Typical approach: Set range from -log(1e-7) to -log(1-1e-7).
ypred_clipped = np.clip(ypred, 1e-7, 1 - 1e-7)

In [2]:
import numpy as np
import nnfs
from nnfs.datasets import spiral_data

nnfs.init()

class Layer_Dense:
    def __init__(self, n_inputs, n_neurons):      
        self.weights = 0.10 * np.random.randn(n_inputs, n_neurons)
        self.biases = np.zeros((1, n_neurons)) 
    def forward(self, inputs):
        self.output = np.dot(inputs, self.weights) + self.biases
        
class Activation_ReLU:
    def forward(self, inputs):
        self.output = np.maximum(0,inputs)
        
class Activation_Softmax:
    def forward(self, inputs):
        exp_values = np.exp(inputs - np.max(inputs, axis=1, keepdims=True))
        probabilities = exp_values / np.sum(exp_values, axis=1, keepdims=True)
        self.output = probabilities
        
class Loss: # define base class to work with various forms of loss function
    def calculate(self, output, y):
        sample_losses = self.forward(output, y)
        data_loss = np.mean(sample_losses)
        return data_loss
        
class Loss_CategoricalCrossentropy(Loss):
    def forward(self, y_pred, y_true):
        samples = len(y_pred)
        y_pred_clipped = np.clip(y_pred, 1e-7, 1-1e-7)
        
        # Need to handle both scalar inputs and one-hot encoded inputs
        
        if len(y_true.shape) == 1 : # indicates scalar values
            correct_confidences = y_pred_clipped[range(samples), y_true] # grabs predicted probs that correspond to index of target vals
        elif len(y_true.shape) == 2 : # indicates one-hot encoded vectors
            correct_confidences = np.sum(y_pred_clipped&y_true, axis=1) # returns values within each batch that correspond to target val

        negative_log_likelihoods = -np.log(correct_confidences)
        return negative_log_likelihoods
    


X,y = spiral_data(samples=100, classes=3) # initialize random spiral data with 3 classes and two input features over 100 batches

dense1 = Layer_Dense(2,3) # create first layer, receiving 2 inputs and passing to 3 output neurons
activation1 = Activation_ReLU() # initialize ReLU

dense2 = Layer_Dense(3,3) # create output layer, receiving 3 inputs from layer 1 and passing to 3 classes as defined in X,y above
activation2 = Activation_Softmax() # initialize output layer activation, Softmax

dense1.forward(X) # pass training data into first layer
activation1.forward(dense1.output) # apply ReLU to clip values below zero

dense2.forward(activation1.output) # pass clipped values from layer 1 to final layer
activation2.forward(dense2.output) # apply Softmax to treat negatives and normalize range to 0,1 to produce probabilities

print("Output probabilities: ", "\n",activation2.output[:5]) # returns first 5/100 sets of 3 probabilities each, representing one prob for each class
print()

loss_function = Loss_CategoricalCrossentropy()
loss = loss_function.calculate(activation2.output, y)

print("Loss: ", loss)

Output probabilities:  
 [[0.33333334 0.33333334 0.33333334]
 [0.33331734 0.3333183  0.33336434]
 [0.3332888  0.33329153 0.33341965]
 [0.33325943 0.33326396 0.33347666]
 [0.33323312 0.33323926 0.33352762]]

Loss:  1.098445


#### Just in case, calculate accuracy...

In [5]:
softmax_outputs = np.array([[0.7, 0.1, 0.2],
                           [0.5, 0.1, 0.4], # notice that index 0 is predicted when target is index 1
                           [0.02, 0.9, 0.08]])

class_targets = [0, 1, 1]

predictions = np.argmax(softmax_outputs, axis=1)
accuracy = np.mean(predictions == class_targets)

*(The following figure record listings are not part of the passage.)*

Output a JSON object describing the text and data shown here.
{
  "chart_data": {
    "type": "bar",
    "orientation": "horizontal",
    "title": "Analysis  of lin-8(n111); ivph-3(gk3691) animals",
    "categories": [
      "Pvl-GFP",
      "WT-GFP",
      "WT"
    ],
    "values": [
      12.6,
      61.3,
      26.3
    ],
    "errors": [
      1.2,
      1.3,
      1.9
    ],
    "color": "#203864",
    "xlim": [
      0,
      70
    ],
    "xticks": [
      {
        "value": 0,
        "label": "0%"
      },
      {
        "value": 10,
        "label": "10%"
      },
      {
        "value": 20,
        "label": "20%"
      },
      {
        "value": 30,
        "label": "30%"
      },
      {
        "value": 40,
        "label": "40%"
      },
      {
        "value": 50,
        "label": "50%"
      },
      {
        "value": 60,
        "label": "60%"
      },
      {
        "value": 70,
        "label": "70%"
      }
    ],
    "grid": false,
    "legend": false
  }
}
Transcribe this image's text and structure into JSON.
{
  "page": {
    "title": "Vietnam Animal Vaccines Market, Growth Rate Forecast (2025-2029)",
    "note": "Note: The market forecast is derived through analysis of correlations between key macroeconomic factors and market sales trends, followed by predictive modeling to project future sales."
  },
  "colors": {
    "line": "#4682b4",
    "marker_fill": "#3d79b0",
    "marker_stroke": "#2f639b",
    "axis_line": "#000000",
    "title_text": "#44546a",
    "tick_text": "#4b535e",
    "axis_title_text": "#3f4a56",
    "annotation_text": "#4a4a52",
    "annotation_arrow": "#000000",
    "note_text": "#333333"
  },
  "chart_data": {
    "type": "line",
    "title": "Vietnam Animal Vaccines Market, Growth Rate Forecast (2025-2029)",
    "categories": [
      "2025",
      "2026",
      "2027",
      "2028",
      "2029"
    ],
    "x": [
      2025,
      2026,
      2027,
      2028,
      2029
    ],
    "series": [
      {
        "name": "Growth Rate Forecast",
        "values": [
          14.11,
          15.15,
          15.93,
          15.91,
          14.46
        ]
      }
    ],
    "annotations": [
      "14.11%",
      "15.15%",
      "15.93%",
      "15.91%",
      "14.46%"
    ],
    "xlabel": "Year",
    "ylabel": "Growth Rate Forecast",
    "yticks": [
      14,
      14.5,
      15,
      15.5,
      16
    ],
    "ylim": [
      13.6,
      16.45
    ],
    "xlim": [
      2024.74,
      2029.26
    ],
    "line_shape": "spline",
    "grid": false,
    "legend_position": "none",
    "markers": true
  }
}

print("Predictions: ", predictions)
print()
print("Accuracy: ", accuracy)

Predictions:  [0 0 1]

Accuracy:  0.6666666666666666


#### How do we decrease loss? This is the subject of optimization!

# Unfortunately, Neural Networks from Scratch content ends here. I will move on to implement these ideas in Tensorflow and Keras, where we can continue the journey of backpropogation and optimization.